Her brow creased in a frown. “If you’re a—a police officer, you ought to know better than to bring a gun into a day care facility.”
“I was on my lunch break yesterday,” he told her. “I had an hour to visit day care facilities. I kept the gun holstered and hidden. It’s not like I went into your classrooms and did show-and-tell with it.”
“Thank heavens for that,” she muttered, a hint of her smile returning.
“Mike doesn’t touch my gun. I’m not even sure he’s ever seen it. It’s kept unloaded and locked up when I’m home.”
She held his gaze for a moment, then glanced past him. He turned but saw nothing in particular going on where she was looking. When he turned back, she was studying her hands. They were small, not much bigger than a child’s.
“I’ve seen what guns can do,” he remarked. “I know just how dangerous they are.”
“I’m sure.” She seemed fascinated by her clear, shiny nail polish.

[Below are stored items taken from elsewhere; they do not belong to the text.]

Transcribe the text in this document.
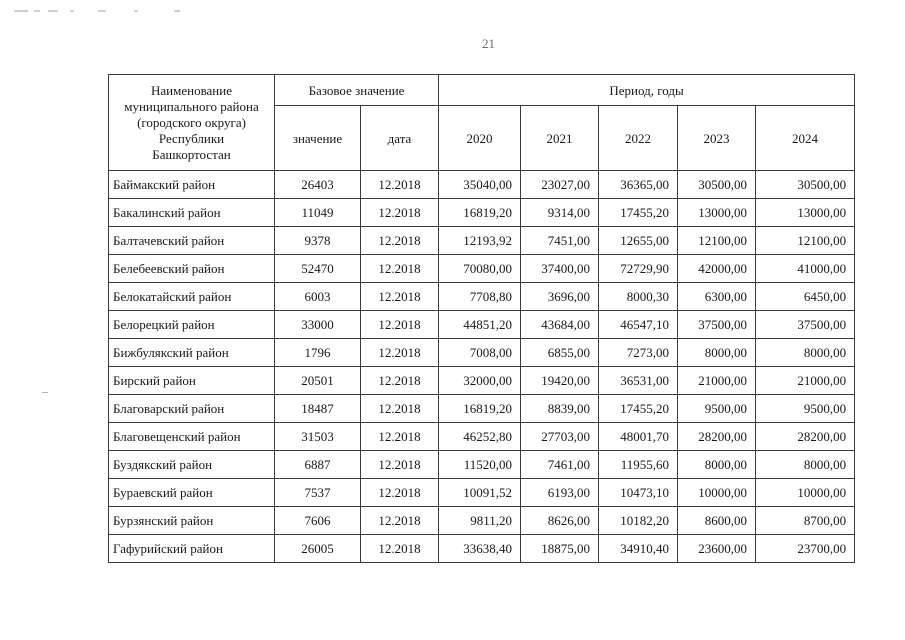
21
Наименование
муниципального района
(городского округа)
Республики
Башкортостан	Базовое значение		Период, годы				
	значение	дата	2020	2021	2022	2023	2024
Баймакский район	26403	12.2018	35040,00	23027,00	36365,00	30500,00	30500,00
Бакалинский район	11049	12.2018	16819,20	9314,00	17455,20	13000,00	13000,00
Балтачевский район	9378	12.2018	12193,92	7451,00	12655,00	12100,00	12100,00
Белебеевский район	52470	12.2018	70080,00	37400,00	72729,90	42000,00	41000,00
Белокатайский район	6003	12.2018	7708,80	3696,00	8000,30	6300,00	6450,00
Белорецкий район	33000	12.2018	44851,20	43684,00	46547,10	37500,00	37500,00
Бижбулякский район	1796	12.2018	7008,00	6855,00	7273,00	8000,00	8000,00
Бирский район	20501	12.2018	32000,00	19420,00	36531,00	21000,00	21000,00
Благоварский район	18487	12.2018	16819,20	8839,00	17455,20	9500,00	9500,00
Благовещенский район	31503	12.2018	46252,80	27703,00	48001,70	28200,00	28200,00
Буздякский район	6887	12.2018	11520,00	7461,00	11955,60	8000,00	8000,00
Бураевский район	7537	12.2018	10091,52	6193,00	10473,10	10000,00	10000,00
Бурзянский район	7606	12.2018	9811,20	8626,00	10182,20	8600,00	8700,00
Гафурийский район	26005	12.2018	33638,40	18875,00	34910,40	23600,00	23700,00
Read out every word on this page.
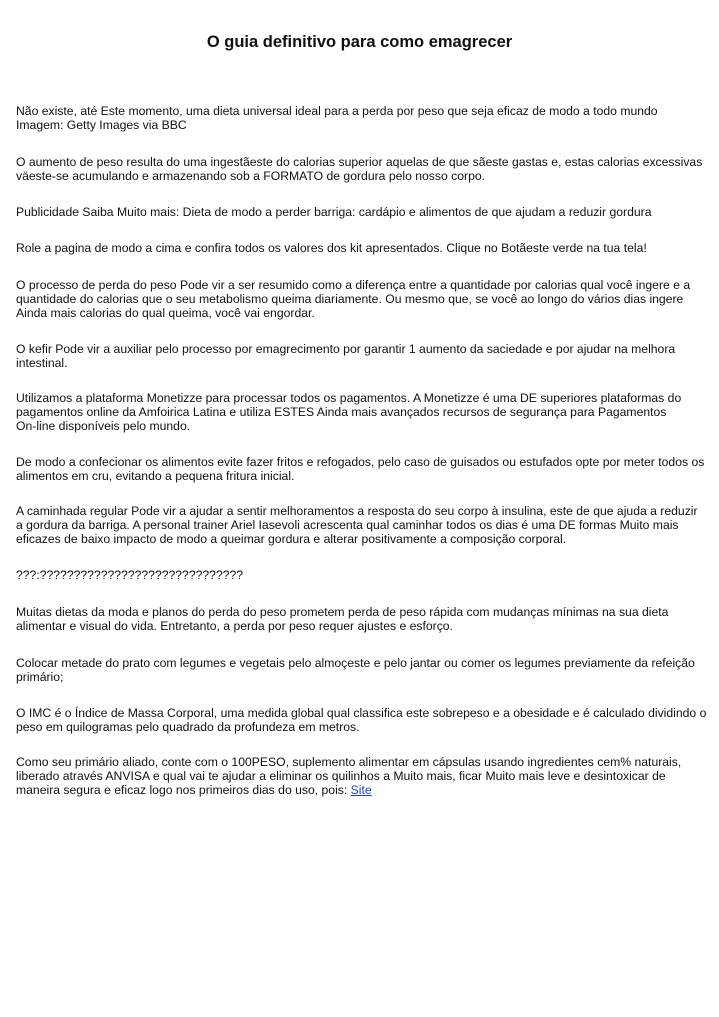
O guia definitivo para como emagrecer

Não existe, até Este momento, uma dieta universal ideal para a perda por peso que seja eficaz de modo a todo mundo
Imagem: Getty Images via BBC

O aumento de peso resulta do uma ingestãeste do calorias superior aquelas de que sãeste gastas e, estas calorias excessivas
väeste-se acumulando e armazenando sob a FORMATO de gordura pelo nosso corpo.

Publicidade Saiba Muito mais: Dieta de modo a perder barriga: cardápio e alimentos de que ajudam a reduzir gordura

Role a pagina de modo a cima e confira todos os valores dos kit apresentados. Clique no Botãeste verde na tua tela!

O processo de perda do peso Pode vir a ser resumido como a diferença entre a quantidade por calorias qual você ingere e a
quantidade do calorias que o seu metabolismo queima diariamente. Ou mesmo que, se você ao longo do vários dias ingere
Ainda mais calorias do qual queima, você vai engordar.

O kefir Pode vir a auxiliar pelo processo por emagrecimento por garantir 1 aumento da saciedade e por ajudar na melhora
intestinal.

Utilizamos a plataforma Monetizze para processar todos os pagamentos. A Monetizze é uma DE superiores plataformas do
pagamentos online da Amfoirica Latina e utiliza ESTES Ainda mais avançados recursos de segurança para Pagamentos
On-line disponíveis pelo mundo.

De modo a confecionar os alimentos evite fazer fritos e refogados, pelo caso de guisados ou estufados opte por meter todos os
alimentos em cru, evitando a pequena fritura inicial.

A caminhada regular Pode vir a ajudar a sentir melhoramentos a resposta do seu corpo à insulina, este de que ajuda a reduzir
a gordura da barriga. A personal trainer Ariel Iasevoli acrescenta qual caminhar todos os dias é uma DE formas Muito mais
eficazes de baixo impacto de modo a queimar gordura e alterar positivamente a composição corporal.

???:??????????????????????????????

Muitas dietas da moda e planos do perda do peso prometem perda de peso rápida com mudanças mínimas na sua dieta
alimentar e visual do vida. Entretanto, a perda por peso requer ajustes e esforço.

Colocar metade do prato com legumes e vegetais pelo almoçeste e pelo jantar ou comer os legumes previamente da refeição
primário;

O IMC é o Índice de Massa Corporal, uma medida global qual classifica este sobrepeso e a obesidade e é calculado dividindo o
peso em quilogramas pelo quadrado da profundeza em metros.

Como seu primário aliado, conte com o 100PESO, suplemento alimentar em cápsulas usando ingredientes cem% naturais,
liberado através ANVISA e qual vai te ajudar a eliminar os quilinhos a Muito mais, ficar Muito mais leve e desintoxicar de
maneira segura e eficaz logo nos primeiros dias do uso, pois: Site
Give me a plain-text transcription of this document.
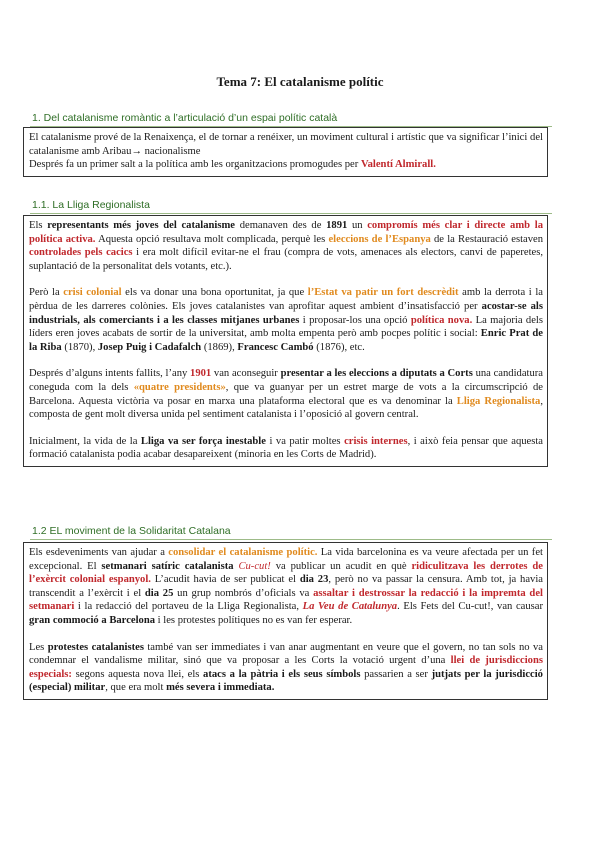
Tema 7: El catalanisme polític
1. Del catalanisme romàntic a l’articulació d’un espai polític català

El catalanisme prové de la Renaixença, el de tornar a renéixer, un moviment cultural i artístic que va significar l’inici del catalanisme amb Aribau→ nacionalisme
Després fa un primer salt a la política amb les organitzacions promogudes per Valentí Almirall.

1.1. La Lliga Regionalista

Els representants més joves del catalanisme demanaven des de 1891 un compromís més clar i directe amb la política activa. Aquesta opció resultava molt complicada, perquè les eleccions de l’Espanya de la Restauració estaven controlades pels cacics i era molt difícil evitar-ne el frau (compra de vots, amenaces als electors, canvi de paperetes, suplantació de la personalitat dels votants, etc.).

Però la crisi colonial els va donar una bona oportunitat, ja que l’Estat va patir un fort descrèdit amb la derrota i la pèrdua de les darreres colònies. Els joves catalanistes van aprofitar aquest ambient d’insatisfacció per acostar-se als industrials, als comerciants i a les classes mitjanes urbanes i proposar-los una opció política nova. La majoria dels líders eren joves acabats de sortir de la universitat, amb molta empenta però amb pocpes polític i social: Enric Prat de la Riba (1870), Josep Puig i Cadafalch (1869), Francesc Cambó (1876), etc.

Després d’alguns intents fallits, l’any 1901 van aconseguir presentar a les eleccions a diputats a Corts una candidatura coneguda com la dels «quatre presidents», que va guanyar per un estret marge de vots a la circumscripció de Barcelona. Aquesta victòria va posar en marxa una plataforma electoral que es va denominar la Lliga Regionalista, composta de gent molt diversa unida pel sentiment catalanista i l’oposició al govern central.

Inicialment, la vida de la Lliga va ser força inestable i va patir moltes crisis internes, i això feia pensar que aquesta formació catalanista podia acabar desapareixent (minoria en les Corts de Madrid).

1.2 EL moviment de la Solidaritat Catalana

Els esdeveniments van ajudar a consolidar el catalanisme polític. La vida barcelonina es va veure afectada per un fet excepcional. El setmanari satíric catalanista Cu-cut! va publicar un acudit en què ridiculitzava les derrotes de l’exèrcit colonial espanyol. L’acudit havia de ser publicat el dia 23, però no va passar la censura. Amb tot, ja havia transcendit a l’exèrcit i el dia 25 un grup nombrós d’oficials va assaltar i destrossar la redacció i la impremta del setmanari i la redacció del portaveu de la Lliga Regionalista, La Veu de Catalunya. Els Fets del Cu-cut!, van causar gran commoció a Barcelona i les protestes polítiques no es van fer esperar.

Les protestes catalanistes també van ser immediates i van anar augmentant en veure que el govern, no tan sols no va condemnar el vandalisme militar, sinó que va proposar a les Corts la votació urgent d’una llei de jurisdiccions especials: segons aquesta nova llei, els atacs a la pàtria i els seus símbols passarien a ser jutjats per la jurisdicció (especial) militar, que era molt més severa i immediata.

“You don’t like cops,” he guessed.
She glanced up again. Her eyes seemed to take up half her face, and the thick dark lashes fringing them made them look even larger. “I never said that, Mr. Russo. And I’m sorry if you think I’m a busybody. But this is my school, and I’m concerned about children’s safety. And violence. And weapons.”
“We have the same concerns,” he told her. He didn’t like civilians passing judgment as if they knew more about violence and weapons than cops did. When it came to children, she was the expert. But safety? That was his profession, not hers.
Her gaze skittered past him again, and when she returned it to him her expression was pleasantly neutral. “I suppose one concern we share is your son. To get his enrollment in place, I’ll need to have the forms I gave you yesterday, plus a tuition payment.”